In London, lawyers for WikiLeaks co-founder Julian Assange are warning of a blow to press freedom worldwide after a court denied Assange’s request for a delay in his U.S. extradition hearing scheduled for February. Assange, who’s been jailed by British authorities since he was dragged out of the Ecuadorian Embassy by London police in April, appeared dazed and frail at a court appearance Monday, struggling to say his own name and birthday before telling a judge, “I can’t think properly.” Human rights groups have warned Assange has suffered “psychological torture” in British custody. This is Nils Melzer, the United Nations special rapporteur on torture, who visited Assange last May in London’s Belmarsh Prison.
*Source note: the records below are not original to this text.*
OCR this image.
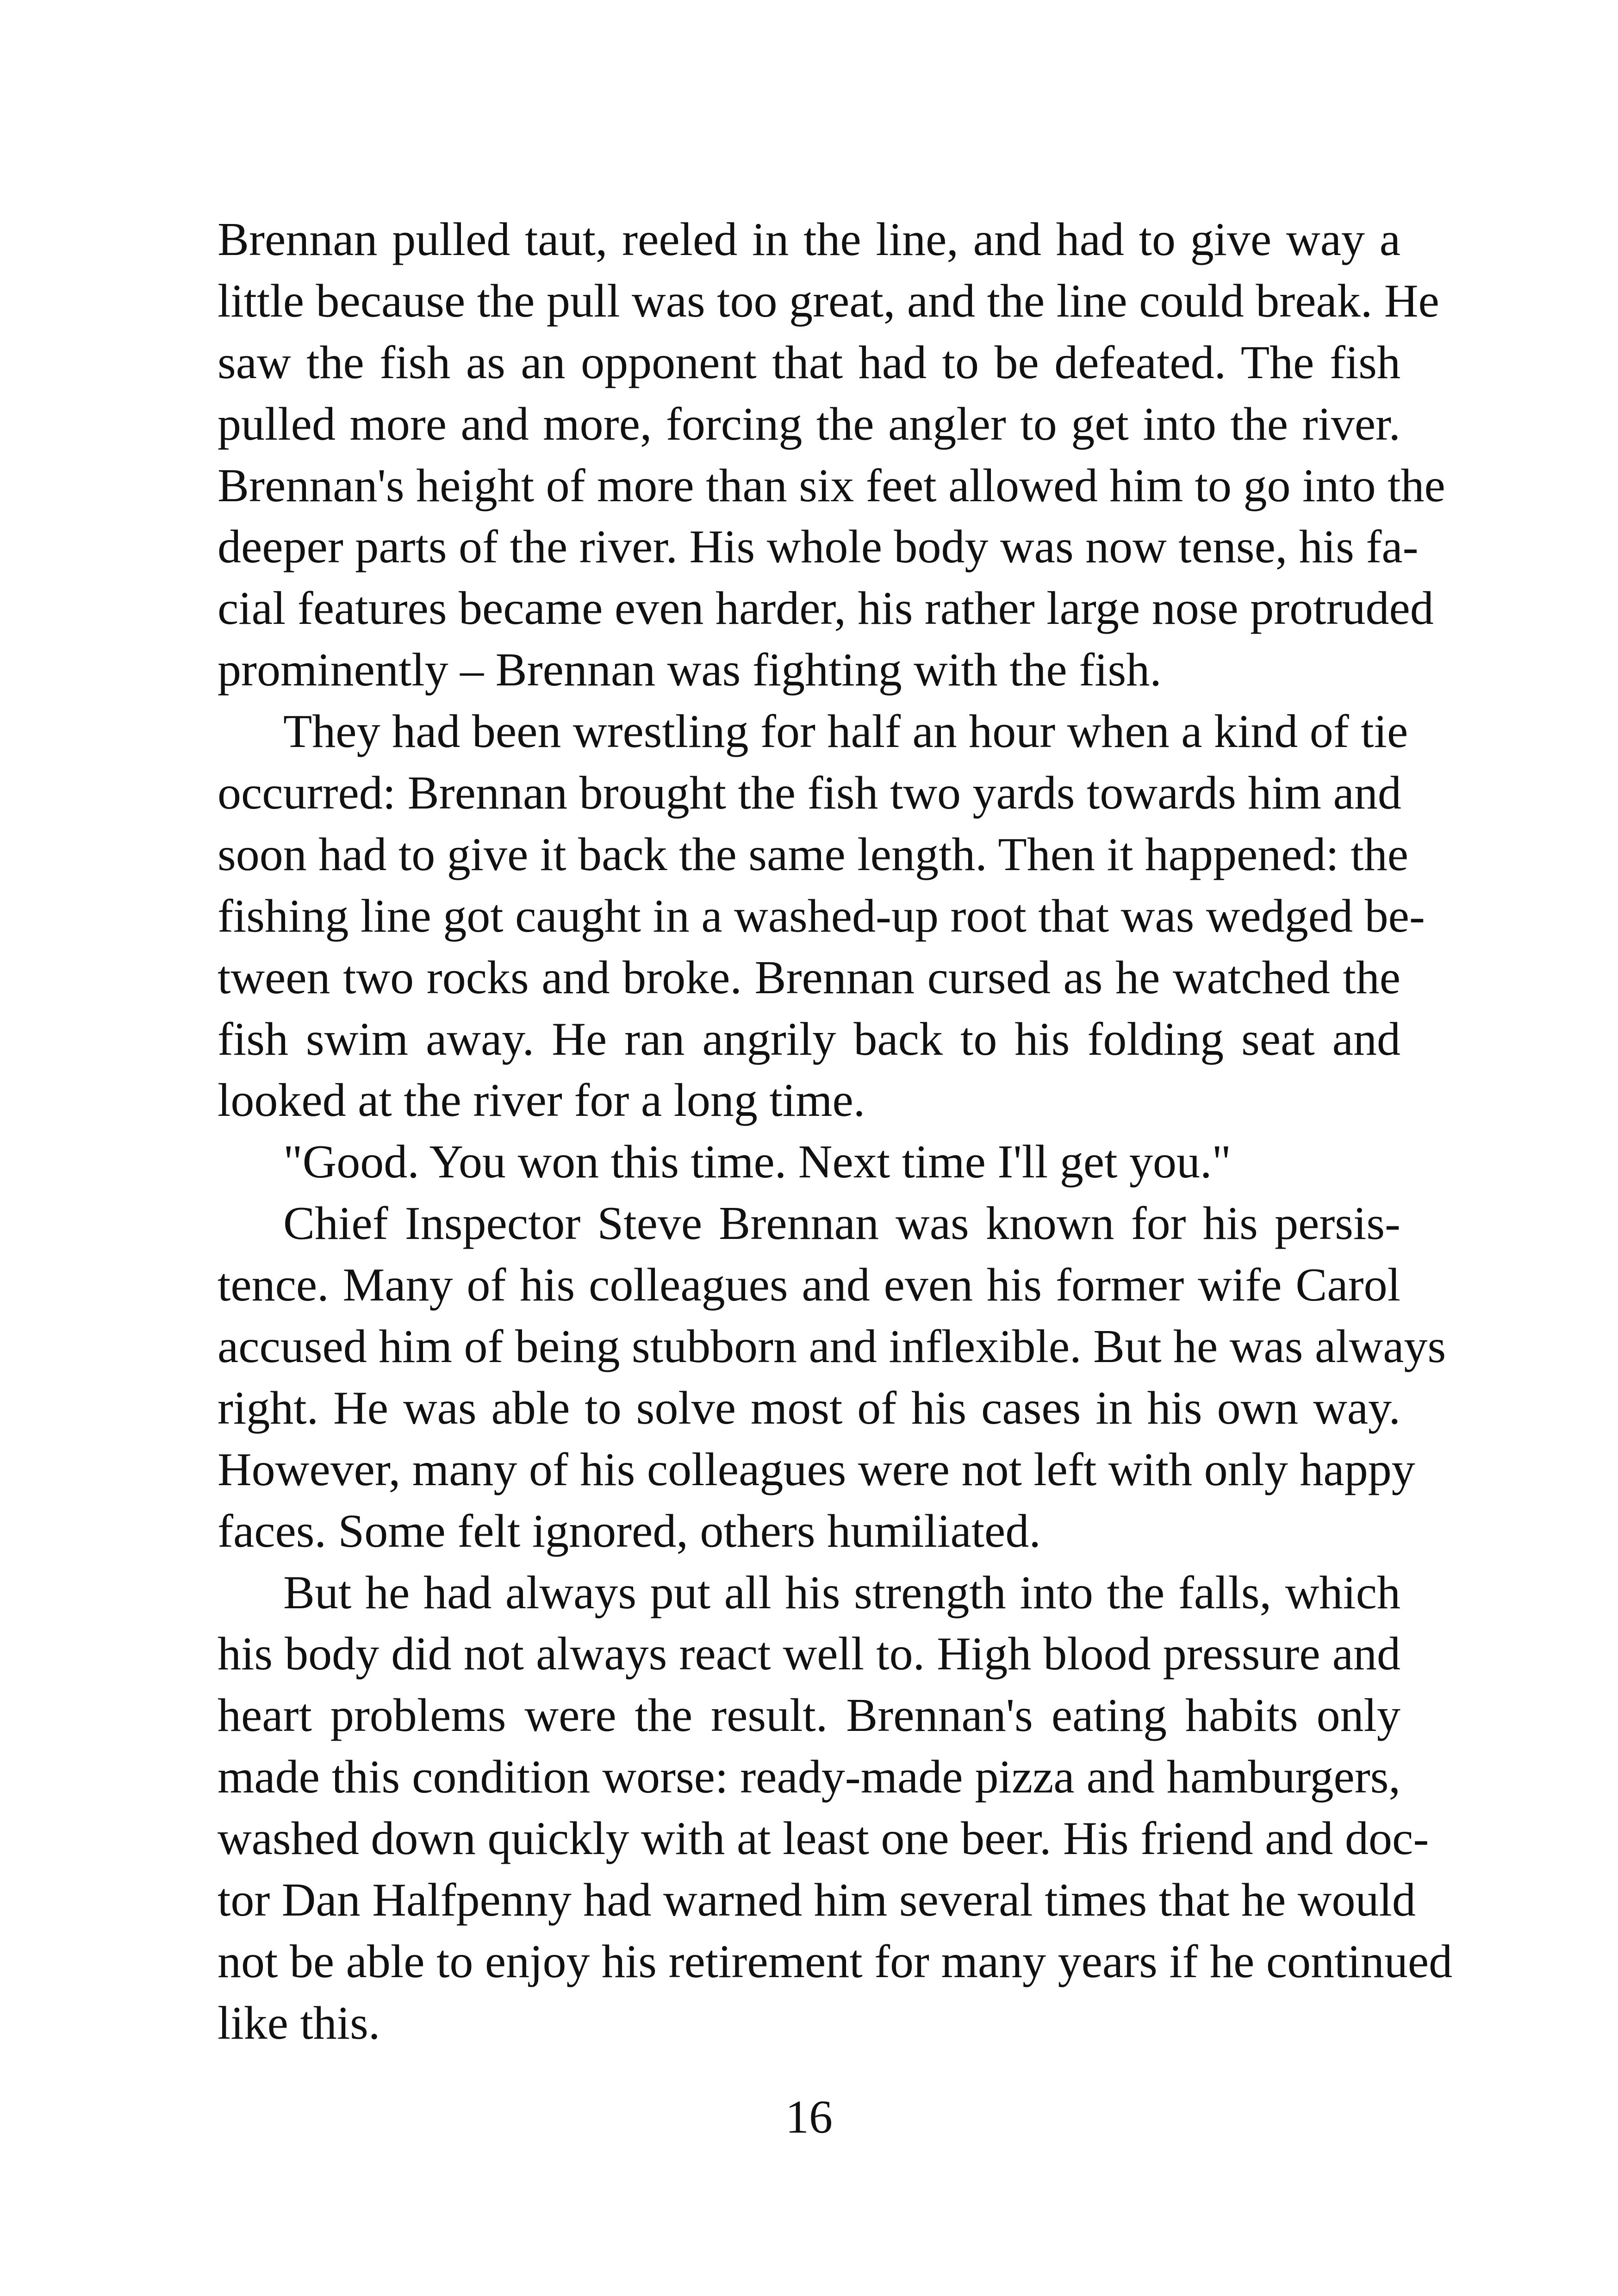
Brennan pulled taut, reeled in the line, and had to give way a
little because the pull was too great, and the line could break. He
saw the fish as an opponent that had to be defeated. The fish
pulled more and more, forcing the angler to get into the river.
Brennan's height of more than six feet allowed him to go into the
deeper parts of the river. His whole body was now tense, his fa-
cial features became even harder, his rather large nose protruded
prominently – Brennan was fighting with the fish.
They had been wrestling for half an hour when a kind of tie
occurred: Brennan brought the fish two yards towards him and
soon had to give it back the same length. Then it happened: the
fishing line got caught in a washed-up root that was wedged be-
tween two rocks and broke. Brennan cursed as he watched the
fish swim away. He ran angrily back to his folding seat and
looked at the river for a long time.
"Good. You won this time. Next time I'll get you."
Chief Inspector Steve Brennan was known for his persis-
tence. Many of his colleagues and even his former wife Carol
accused him of being stubborn and inflexible. But he was always
right. He was able to solve most of his cases in his own way.
However, many of his colleagues were not left with only happy
faces. Some felt ignored, others humiliated.
But he had always put all his strength into the falls, which
his body did not always react well to. High blood pressure and
heart problems were the result. Brennan's eating habits only
made this condition worse: ready-made pizza and hamburgers,
washed down quickly with at least one beer. His friend and doc-
tor Dan Halfpenny had warned him several times that he would
not be able to enjoy his retirement for many years if he continued
like this.
16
Nils Melzer: “I spoke with him for an hour just to get a good first impression. Then we had a physical examination for an hour by our forensic expert, and then we had a two-hour psychiatric examination. And all three of us had the same impression — and, well, I had certainly an impression, and the medical doctors had a diagnosis. But we all came to the conclusion that he showed all the symptoms that are typical for a person that has been exposed to psychological torture over an extended period of time.”
Julian Assange faces up to 175 years in prison if he’s extradited to the U.S. to face hacking charges and 17 counts of violating the World War I-era Espionage Act.